Based on the graphene flow rate and temperature sensing materials, two expansion studies were carried out simultaneously: 1) A new idea for high-sensitivity and flexible strain sensing was proposed, which was constructed by compounding graphene with super-elastic super-thin polymer materials. Based on flexible sensor prototype devices, a manufacturing method and process for sensors based on wearable devices was developed. Several typical sensing applications such as strain, piezoresistive, torsion, volatile organics, and acoustic waves were explored.

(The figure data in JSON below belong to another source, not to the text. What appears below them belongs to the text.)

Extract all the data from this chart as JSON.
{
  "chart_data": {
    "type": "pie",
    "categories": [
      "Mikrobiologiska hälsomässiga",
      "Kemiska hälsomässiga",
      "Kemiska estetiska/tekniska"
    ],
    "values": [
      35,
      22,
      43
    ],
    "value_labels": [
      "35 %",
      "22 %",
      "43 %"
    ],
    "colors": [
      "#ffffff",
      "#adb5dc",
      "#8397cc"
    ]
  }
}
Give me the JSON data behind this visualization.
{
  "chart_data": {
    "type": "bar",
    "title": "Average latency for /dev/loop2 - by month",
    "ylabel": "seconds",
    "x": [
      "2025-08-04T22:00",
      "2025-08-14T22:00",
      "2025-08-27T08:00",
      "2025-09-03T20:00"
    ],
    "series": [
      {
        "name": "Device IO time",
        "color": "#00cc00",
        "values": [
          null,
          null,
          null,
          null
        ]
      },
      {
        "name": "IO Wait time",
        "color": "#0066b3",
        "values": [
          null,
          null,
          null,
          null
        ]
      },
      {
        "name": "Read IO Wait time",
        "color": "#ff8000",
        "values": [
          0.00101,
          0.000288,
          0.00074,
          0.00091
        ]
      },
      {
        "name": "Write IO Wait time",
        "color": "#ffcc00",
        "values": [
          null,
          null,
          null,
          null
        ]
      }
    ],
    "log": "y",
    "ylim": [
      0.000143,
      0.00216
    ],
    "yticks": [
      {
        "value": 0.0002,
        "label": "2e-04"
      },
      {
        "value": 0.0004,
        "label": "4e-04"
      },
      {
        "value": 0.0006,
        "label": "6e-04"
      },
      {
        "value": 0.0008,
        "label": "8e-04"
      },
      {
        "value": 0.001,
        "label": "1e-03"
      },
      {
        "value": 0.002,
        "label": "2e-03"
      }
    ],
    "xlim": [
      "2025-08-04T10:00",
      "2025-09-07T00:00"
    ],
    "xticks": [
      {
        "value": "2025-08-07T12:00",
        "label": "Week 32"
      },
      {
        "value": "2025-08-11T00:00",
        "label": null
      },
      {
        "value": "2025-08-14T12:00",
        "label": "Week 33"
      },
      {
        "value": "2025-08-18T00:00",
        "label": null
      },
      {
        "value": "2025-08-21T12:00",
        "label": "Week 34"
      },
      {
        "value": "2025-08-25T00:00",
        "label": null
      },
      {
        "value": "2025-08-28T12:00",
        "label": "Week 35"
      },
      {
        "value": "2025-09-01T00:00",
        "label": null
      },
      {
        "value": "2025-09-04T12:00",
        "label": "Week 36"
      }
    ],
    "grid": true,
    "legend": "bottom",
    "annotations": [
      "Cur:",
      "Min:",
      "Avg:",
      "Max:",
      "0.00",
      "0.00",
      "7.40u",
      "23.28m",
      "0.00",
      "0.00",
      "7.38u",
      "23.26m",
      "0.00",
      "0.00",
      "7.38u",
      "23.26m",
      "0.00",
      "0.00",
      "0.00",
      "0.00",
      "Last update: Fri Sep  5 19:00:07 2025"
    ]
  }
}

Detecting weak physiological signals, such as pulse and speech, is expected to be applied in the fields of mobile medicine and wearable devices; 2) Studying the diffusion characteristics of water in graphene layer pores and developing an isotope labeling method to reveal water molecules The diffusion coefficient in graphene is 4 to 5 orders of magnitude higher than the diffusion coefficient of the micron-sized channel in the microporous membrane, demonstrating that the water molecules can be transported at ultrafast speeds, laying the foundation for the study of the mass transfer characteristics of graphene-based membranes. The rapid filtration and separation field shows a broad application prospect.
The relevant research and development achievements have published 15 papers collected by SCI, applied for 5 national invention patents, and have been granted 1 utility model patent. The six sensors prepared were published in the journals of ACSNano, Adv.Funct.Mater., Small, NanoRes., Appl.Phys.Lett., Chem.Commun. and were used by the academic media Nanowerk, Graphene-Info and MaterialsViewsWiley. The research highlights were reported as "...the new sensing mechanism, the high performance applications of graphene...", "the electromechanical effects of graphene combined with other properties...promoted applications in highly sensitive sensing, ... the potential of these sensors Applications include flexible displays, smart clothing, electronic skin, and in-vitro diagnostics, and there is ample room for use in wearable health testing devices."